The Green New Deal

There are two ways of doing this. The first involves the Treasury taking advantage of low interest rates to borrow for long-term investment. Not just in roads, railways and airports but in Britain’s digital infrastructure and its human capital. One of the country’s most glaring structural weaknesses is that the unemployment rate for young people who leave school with the most basic education is among the highest in the developed world.

Why not reduce the minimum wage that keeps them out of employment?

21 thoughts on “The Green New Deal”

  1. Why not teach them to read write and do arithmetic at school? Also to dress neatly, be good time keepers and expand vocabulary beyond grunts and “innits”. And that no one owes them a living. Revolutionary!

  2. One of the country’s most glaring structural weaknesses is that the unemployment rate for young people who leave school with the most basic education is among the highest in the developed world.

    I see the whole of southern Europe, starting at Calais, is no longer part of the developed world.

  3. I see the whole of southern Europe, starting at Calais, is no longer part of the developed world.

    Of course it isn’t. It’s “holiday house land”.

    Until Brexit, of course.

  4. Unemployment caused by minimum wage is a feature, not a bug. It creates dependent voters on dole who will reliably vote for more dole.

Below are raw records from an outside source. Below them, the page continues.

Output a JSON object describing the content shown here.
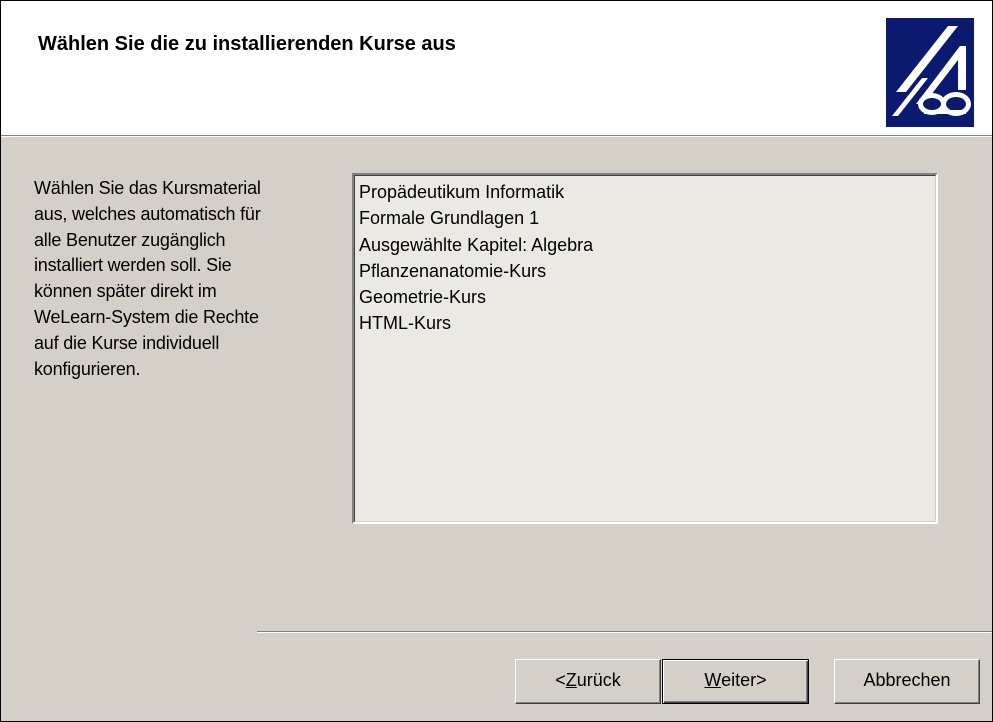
{
  "header": {
    "title": "Wählen Sie die zu installierenden Kurse aus",
    "logo_icon": "welearn-logo-icon"
  },
  "description": {
    "lines": [
      "Wählen Sie das Kursmaterial",
      "aus, welches automatisch für",
      "alle Benutzer zugänglich",
      "installiert werden soll. Sie",
      "können später direkt im",
      "WeLearn-System die Rechte",
      "auf die Kurse individuell",
      "konfigurieren."
    ]
  },
  "course_list": {
    "items": [
      "Propädeutikum Informatik",
      "Formale Grundlagen 1",
      "Ausgewählte Kapitel: Algebra",
      "Pflanzenanatomie-Kurs",
      "Geometrie-Kurs",
      "HTML-Kurs"
    ]
  },
  "buttons": {
    "back": {
      "prefix": "<",
      "mnemonic": "Z",
      "rest": "urück"
    },
    "next": {
      "mnemonic": "W",
      "rest": "eiter>"
    },
    "cancel": {
      "label": "Abbrechen"
    }
  },
  "colors": {
    "dialog_background": "#d4d0c8",
    "header_background": "#ffffff",
    "listbox_background": "#ebe9e4",
    "logo_background": "#0a1a6e"
  }
}
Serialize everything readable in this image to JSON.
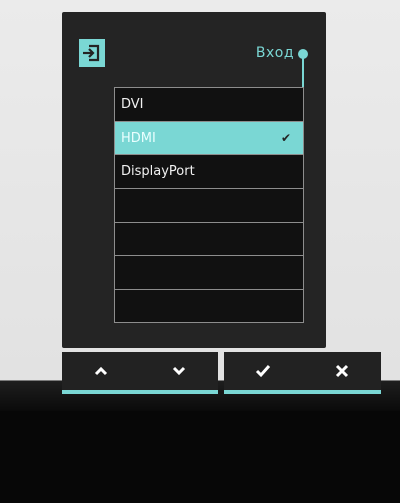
{
  "osd": {
    "title": "Вход",
    "inputs": [
      {
        "label": "DVI",
        "selected": false
      },
      {
        "label": "HDMI",
        "selected": true
      },
      {
        "label": "DisplayPort",
        "selected": false
      },
      {
        "label": "",
        "selected": false
      },
      {
        "label": "",
        "selected": false
      },
      {
        "label": "",
        "selected": false
      },
      {
        "label": "",
        "selected": false
      }
    ],
    "selected_check": "✔",
    "accent_color": "#7ad7d4",
    "icon": "input-source-icon"
  },
  "buttons": {
    "up": "▲",
    "down": "▼",
    "confirm": "✔",
    "exit": "✖"
  }
}
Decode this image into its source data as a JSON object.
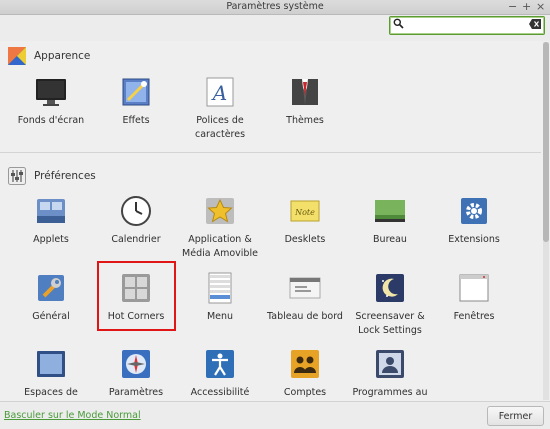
{
  "window": {
    "title": "Paramètres système",
    "controls": {
      "minimize": "−",
      "maximize": "+",
      "close": "×"
    }
  },
  "search": {
    "value": "",
    "placeholder": ""
  },
  "sections": {
    "appearance": {
      "title": "Apparence",
      "items": [
        {
          "label": "Fonds d'écran",
          "icon": "monitor-icon"
        },
        {
          "label": "Effets",
          "icon": "effects-icon"
        },
        {
          "label": "Polices de caractères",
          "icon": "font-icon"
        },
        {
          "label": "Thèmes",
          "icon": "theme-suit-icon"
        }
      ]
    },
    "preferences": {
      "title": "Préférences",
      "items": [
        {
          "label": "Applets",
          "icon": "applets-icon"
        },
        {
          "label": "Calendrier",
          "icon": "clock-icon"
        },
        {
          "label": "Application & Média Amovible",
          "icon": "media-star-icon"
        },
        {
          "label": "Desklets",
          "icon": "desklets-note-icon"
        },
        {
          "label": "Bureau",
          "icon": "desktop-icon"
        },
        {
          "label": "Extensions",
          "icon": "extensions-gear-icon"
        },
        {
          "label": "Général",
          "icon": "wrench-icon"
        },
        {
          "label": "Hot Corners",
          "icon": "hot-corners-icon"
        },
        {
          "label": "Menu",
          "icon": "menu-icon"
        },
        {
          "label": "Tableau de bord",
          "icon": "panel-icon"
        },
        {
          "label": "Screensaver & Lock Settings",
          "icon": "screensaver-moon-icon"
        },
        {
          "label": "Fenêtres",
          "icon": "window-icon"
        },
        {
          "label": "Espaces de",
          "icon": "workspaces-icon"
        },
        {
          "label": "Paramètres",
          "icon": "settings-compass-icon"
        },
        {
          "label": "Accessibilité",
          "icon": "accessibility-icon"
        },
        {
          "label": "Comptes",
          "icon": "accounts-icon"
        },
        {
          "label": "Programmes au",
          "icon": "startup-programs-icon"
        }
      ]
    }
  },
  "footer": {
    "toggle_link": "Basculer sur le Mode Normal",
    "close_button": "Fermer"
  }
}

  5. Investment in roads, railways and airports, eh? At which point the Left, having called for this investment, will then oppose every one on environmental grounds.

  6. Is it the minimum wage keeping them out of the employment market, or are other interests competing for their time – most notably video games?

    For quite a few young people, if the parents don’t push them out of their rather cosy nest, they won’t take the leap themselves.

  7. There’s also the issue that infrastructure investment doesn’t create jobs for the ‘strong in the arm thick in the head’ mob any more. Unemployable chavs are not suddenly going to be construction engineers, or even machine operators. The most likely outcome of throwing money at infrastructure is massive wage inflation in the skilled trades and (if still possible post Brexit) a massive influx of Eastern European labour.

  8. What Rob said.

    We could go hell for leather for Shale, stimulate the North (lots of well paid semi-skilled and labouring jobs), break any lingering dependency on the loony ME for energy, and make industrial energy consumption cheap as chips for manufacturing investors.

    Hurrah! Three cheers.

    What’s that? Vivianne Westwood is upset? F**k off!

  9. The most likely outcome of throwing money at infrastructure is massive wage inflation in the skilled trades

    That’s why I was all for it! 😀

  10. Bloke in North Dorset

    Instead of waving their arms around vaguely, perhaps they would like to tell us exactly where these airports and roads will be built. Then someone could a cost benefit analysis and, as Rob says, rent-a-crowd could get their protests in early.

    It’s like the calls for more manufacturing, nobody has a clue what will be manufactured and who will buy it, but it sends virtue signals to all the right people

  11. Jim said:
    “infrastructure investment doesn’t create jobs for the ‘strong in the arm thick in the head’ mob any more”

    Not least because they wouldn’t be able to cope with the health & safety rules.

  12. And parents complain now that the curriculum is trying to raise standards that it is too hard for the poor little kiddies.

  13. Well, for those young school-leavers with no qualifications whom I have met, it’s really not the minimum wage that’s preventing them from being employed. Perhaps if you paid me minimum wage it might be sufficient incentive for me to try and find a niche for them, but it’s really not that these young people have economic value less than minimum wage, it’s that they have no economic value at all.

  14. If we can’t educate the young well enough to do a job of work with the money currently spent, ISTM that we need to examine the education provided, not throw more money at it.

    From 0-3 everyone wants you to walk and talk, but from 4-18 they want you to sit down and shut up. And at that point they ask you why you can’t do anything…..

  15. Meanwhile – in Ritchieland:

    ‘I advised Miliband, Corbyn, McCluskey, Lucas, Osborne and Cameron (when he borrowed country-by-country reporting) alike because they wanted my ideas’

    Would you buy anything from this adviser?

  16. Bloke in Costa Rica

    I imagine if you mentioned Spud’s name to anyone on that list they’d cough nervously and change the subject. Even Corbyn.

  17. Why not realise that advanced education is a benefit for the state more than the individual if directed right.
    That’s why you could get scholarships back in the 50s and why you don’t charge soldiers for their training.
    It benefits the state.
    It is the most basic infrastructure.

  18. Bloke in Costa Rica

    “advanced education is a benefit for the state more than the individual”

    Wikipedia follows things like that with a [citation needed] tag.

  19. A teacher writes,

    … but from 4-18 they want you to sit down and shut up. And at that point they ask you why you can’t do anything…..

    We might well want them to siddownanshuddup but they don’t, and that’s quite a large part of why they don’t know nuffin’.